Alto Vale
Foto: ilustração/ reprodução/ Ciclo Vivo

O juízo da Vara Única da comarca de Presidente Getúlio, no Alto Vale do Itajaí, determinou que o Município adote medidas e melhorias no local em que hoje uma moradora acolhe animais abandonados da cidade e a apresentação de alternativas para o acolhimento de futuros animais. Segundo denúncia do Ministério Público (MP), a idosa de 65 anos estaria abrigando de forma irregular e em situação degradante 77 cachorros e um gato em sua propriedade.

Segundo o MP,  servidores municipais, vinculados à assistência social e à vigilância sanitária, teriam confirmado a existência de várias irregularidades e a inexistência de condições da moradora para permanecer cuidando dos animais. Acrescenta ainda que a municipalidade, ao não possuir políticas públicas voltadas à proteção de animais, é omissa à apresentação de soluções eficazes o que colocaria em perigo, além da saúde dos animais, a qualidade ambiental e a saúde da população.

Em sua defesa, o Município alega que a administração municipal realiza campanhas de castração e que agentes públicos estão buscando soluções para auxiliar a requerida. A moradora, por sua vez, esclareceu que acolhe os animais abandonados em sua residência prestando toda assistência para a manutenção da saúde deles. Afirma ainda que possui condições físicas e mentais, para continuar com a obrigação, comprometendo-se a realizar acompanhamento médico junto à assistência social municipal e proceder à instalação de fossa séptica na residência.

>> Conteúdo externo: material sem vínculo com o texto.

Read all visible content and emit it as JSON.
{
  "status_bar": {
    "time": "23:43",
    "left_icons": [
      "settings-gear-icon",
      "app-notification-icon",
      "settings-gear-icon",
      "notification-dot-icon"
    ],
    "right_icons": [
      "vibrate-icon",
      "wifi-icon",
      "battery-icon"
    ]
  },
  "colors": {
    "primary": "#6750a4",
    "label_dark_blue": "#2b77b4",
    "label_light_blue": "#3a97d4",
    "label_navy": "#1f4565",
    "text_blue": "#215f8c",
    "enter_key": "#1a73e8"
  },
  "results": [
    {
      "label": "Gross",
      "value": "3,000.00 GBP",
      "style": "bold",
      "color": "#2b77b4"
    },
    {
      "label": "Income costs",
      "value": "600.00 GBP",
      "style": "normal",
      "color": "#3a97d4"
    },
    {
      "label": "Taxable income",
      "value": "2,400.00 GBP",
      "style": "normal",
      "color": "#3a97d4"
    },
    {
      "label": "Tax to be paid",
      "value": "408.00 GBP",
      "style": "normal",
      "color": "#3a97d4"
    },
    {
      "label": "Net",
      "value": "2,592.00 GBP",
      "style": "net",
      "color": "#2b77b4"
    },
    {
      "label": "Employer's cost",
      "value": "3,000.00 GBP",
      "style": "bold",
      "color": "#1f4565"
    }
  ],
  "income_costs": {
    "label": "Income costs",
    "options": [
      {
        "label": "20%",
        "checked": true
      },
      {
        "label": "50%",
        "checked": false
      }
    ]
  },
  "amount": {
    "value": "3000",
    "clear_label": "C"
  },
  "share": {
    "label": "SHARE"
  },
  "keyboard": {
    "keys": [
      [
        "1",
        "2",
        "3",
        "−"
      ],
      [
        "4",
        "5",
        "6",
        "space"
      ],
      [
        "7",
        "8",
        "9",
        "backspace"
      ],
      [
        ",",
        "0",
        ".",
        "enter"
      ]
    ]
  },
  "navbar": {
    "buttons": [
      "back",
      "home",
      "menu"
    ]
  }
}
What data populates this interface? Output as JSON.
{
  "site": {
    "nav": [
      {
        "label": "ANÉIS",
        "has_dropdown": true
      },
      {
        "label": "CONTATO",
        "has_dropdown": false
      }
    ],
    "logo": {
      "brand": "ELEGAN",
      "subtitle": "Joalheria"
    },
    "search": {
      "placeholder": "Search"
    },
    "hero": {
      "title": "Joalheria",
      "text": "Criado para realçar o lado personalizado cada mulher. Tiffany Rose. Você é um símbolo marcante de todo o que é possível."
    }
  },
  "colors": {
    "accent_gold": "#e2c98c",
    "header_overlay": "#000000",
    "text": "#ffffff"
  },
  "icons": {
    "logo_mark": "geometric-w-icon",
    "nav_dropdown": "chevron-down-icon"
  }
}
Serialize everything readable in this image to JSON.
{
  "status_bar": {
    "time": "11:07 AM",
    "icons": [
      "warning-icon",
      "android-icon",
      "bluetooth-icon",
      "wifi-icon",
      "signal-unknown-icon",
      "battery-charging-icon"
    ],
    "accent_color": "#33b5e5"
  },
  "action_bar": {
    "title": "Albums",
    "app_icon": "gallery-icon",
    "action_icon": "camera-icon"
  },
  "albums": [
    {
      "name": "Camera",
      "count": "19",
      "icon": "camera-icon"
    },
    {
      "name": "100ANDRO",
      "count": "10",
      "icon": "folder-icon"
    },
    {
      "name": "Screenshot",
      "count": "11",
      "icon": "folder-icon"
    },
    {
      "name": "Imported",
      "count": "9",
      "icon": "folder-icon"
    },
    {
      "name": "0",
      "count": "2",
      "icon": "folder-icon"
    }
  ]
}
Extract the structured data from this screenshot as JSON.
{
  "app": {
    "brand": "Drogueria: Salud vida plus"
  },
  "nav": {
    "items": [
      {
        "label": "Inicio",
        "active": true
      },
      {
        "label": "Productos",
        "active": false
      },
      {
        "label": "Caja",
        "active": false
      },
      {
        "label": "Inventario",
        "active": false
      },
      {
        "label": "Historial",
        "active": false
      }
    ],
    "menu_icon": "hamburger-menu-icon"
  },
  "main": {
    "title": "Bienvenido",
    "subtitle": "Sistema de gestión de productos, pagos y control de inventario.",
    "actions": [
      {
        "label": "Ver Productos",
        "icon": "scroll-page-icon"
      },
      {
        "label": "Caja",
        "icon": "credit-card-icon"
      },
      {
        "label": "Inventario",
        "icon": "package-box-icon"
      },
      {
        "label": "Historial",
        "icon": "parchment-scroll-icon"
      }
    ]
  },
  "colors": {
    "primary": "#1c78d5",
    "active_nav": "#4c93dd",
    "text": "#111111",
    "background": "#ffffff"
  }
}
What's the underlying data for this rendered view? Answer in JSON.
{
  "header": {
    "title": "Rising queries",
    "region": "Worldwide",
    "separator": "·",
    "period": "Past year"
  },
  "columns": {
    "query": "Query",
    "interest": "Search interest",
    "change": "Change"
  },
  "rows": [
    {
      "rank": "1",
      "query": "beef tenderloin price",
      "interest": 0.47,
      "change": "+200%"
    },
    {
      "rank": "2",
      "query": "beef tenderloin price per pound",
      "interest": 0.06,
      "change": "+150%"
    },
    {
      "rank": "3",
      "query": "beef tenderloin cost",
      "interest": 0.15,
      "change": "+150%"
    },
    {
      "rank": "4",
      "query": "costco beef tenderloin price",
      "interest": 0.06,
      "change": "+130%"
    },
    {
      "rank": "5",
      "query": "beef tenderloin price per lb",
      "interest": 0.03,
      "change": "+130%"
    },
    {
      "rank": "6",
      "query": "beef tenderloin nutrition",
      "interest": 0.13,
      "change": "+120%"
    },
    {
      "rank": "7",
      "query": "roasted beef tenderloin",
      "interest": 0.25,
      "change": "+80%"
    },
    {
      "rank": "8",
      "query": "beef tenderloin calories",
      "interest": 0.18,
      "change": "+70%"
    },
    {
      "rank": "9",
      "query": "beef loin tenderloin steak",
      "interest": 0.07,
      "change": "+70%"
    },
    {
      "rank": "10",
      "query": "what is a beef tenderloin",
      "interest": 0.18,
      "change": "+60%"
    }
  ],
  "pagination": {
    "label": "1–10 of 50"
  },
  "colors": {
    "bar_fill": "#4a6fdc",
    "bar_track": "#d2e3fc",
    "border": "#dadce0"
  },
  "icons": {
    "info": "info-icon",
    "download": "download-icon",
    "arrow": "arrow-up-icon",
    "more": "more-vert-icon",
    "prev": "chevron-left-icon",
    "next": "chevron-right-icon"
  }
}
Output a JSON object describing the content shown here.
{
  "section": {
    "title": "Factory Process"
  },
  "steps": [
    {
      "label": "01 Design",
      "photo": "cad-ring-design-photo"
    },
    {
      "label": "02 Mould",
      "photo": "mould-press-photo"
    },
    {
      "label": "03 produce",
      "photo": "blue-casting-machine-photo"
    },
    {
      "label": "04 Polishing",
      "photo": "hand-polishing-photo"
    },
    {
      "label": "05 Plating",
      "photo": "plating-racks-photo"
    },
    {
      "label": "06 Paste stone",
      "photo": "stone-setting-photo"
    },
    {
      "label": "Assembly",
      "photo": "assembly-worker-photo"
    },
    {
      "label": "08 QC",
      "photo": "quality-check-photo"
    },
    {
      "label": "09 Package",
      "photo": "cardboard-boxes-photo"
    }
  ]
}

O juiz Felipe Agrizzi Ferraço determinou que o Município faça o levantamento e registro de todos os animais; disponibilização de equipe médica veterinária, disponibilização de materiais necessários aos cuidados de rotina dos animais; equipe técnica para analisar qual sistema de destinação de resíduos é mais adequado ao local; construção de cercados; disponibilização de equipe para auxiliar a requerida a promover a limpeza do local e; apresentação de alternativas para o acolhimento de futuros animais que sejam abandonados aos cuidados da requerida.

A idosa não poderá receber novos animais em sua propriedade até que haja a apresentação de alternativas para acolhimento pelo Município; deverá permitir o auxílio das equipes técnicas; promover limpeza do local; zelar para que os animais permaneçam dentro de cercados e; disponibilizar aos animais água limpa, alimentação adequada e local salubre ais animais.

“Ocorre que, ao menos nesta etapa inicial, a preservação do bem da vida em questão pode se dar com a utilização de medidas menos drásticas do que impor ao município a remoção de todos os animais. Isso porque, além de onerar demasiadamente o município requerido (que relatou não ter local para abrigar os animais de imediato e nem ter encontrado entidade que oferecesse tal serviço), a medida postulada tem o condão de afetar significativamente a vida da requerida que, ao que demonstram os documentos colacionados ao feito, realiza trabalho altruísta dedicando grande parte de seu tempo e salário para o cuidado com os animais”, cita o magistrado sobre a não determinar a remoção dos animais da propriedade da idosa.

A decisão inicial, adotada em ação civil pública promovida pelo Ministério Público, concede o prazo de 15 dias para tanto, com previsão de multa diária de R$ 500, a partir do vencimento do prazo estabelecido, ao Município, e multa de R$ 50 para cada descumprimento da idosa. Da decisão prolatada em maio (18/5), cabe recurso (Autos n. 5000852-26.2021.8.24.0141).

O que diz a prefeitura

O Município informou através da Assessoria de Imprensa que já tomou conhecimento da decisão e que está analisando a possibilidade de ingressar com recurso.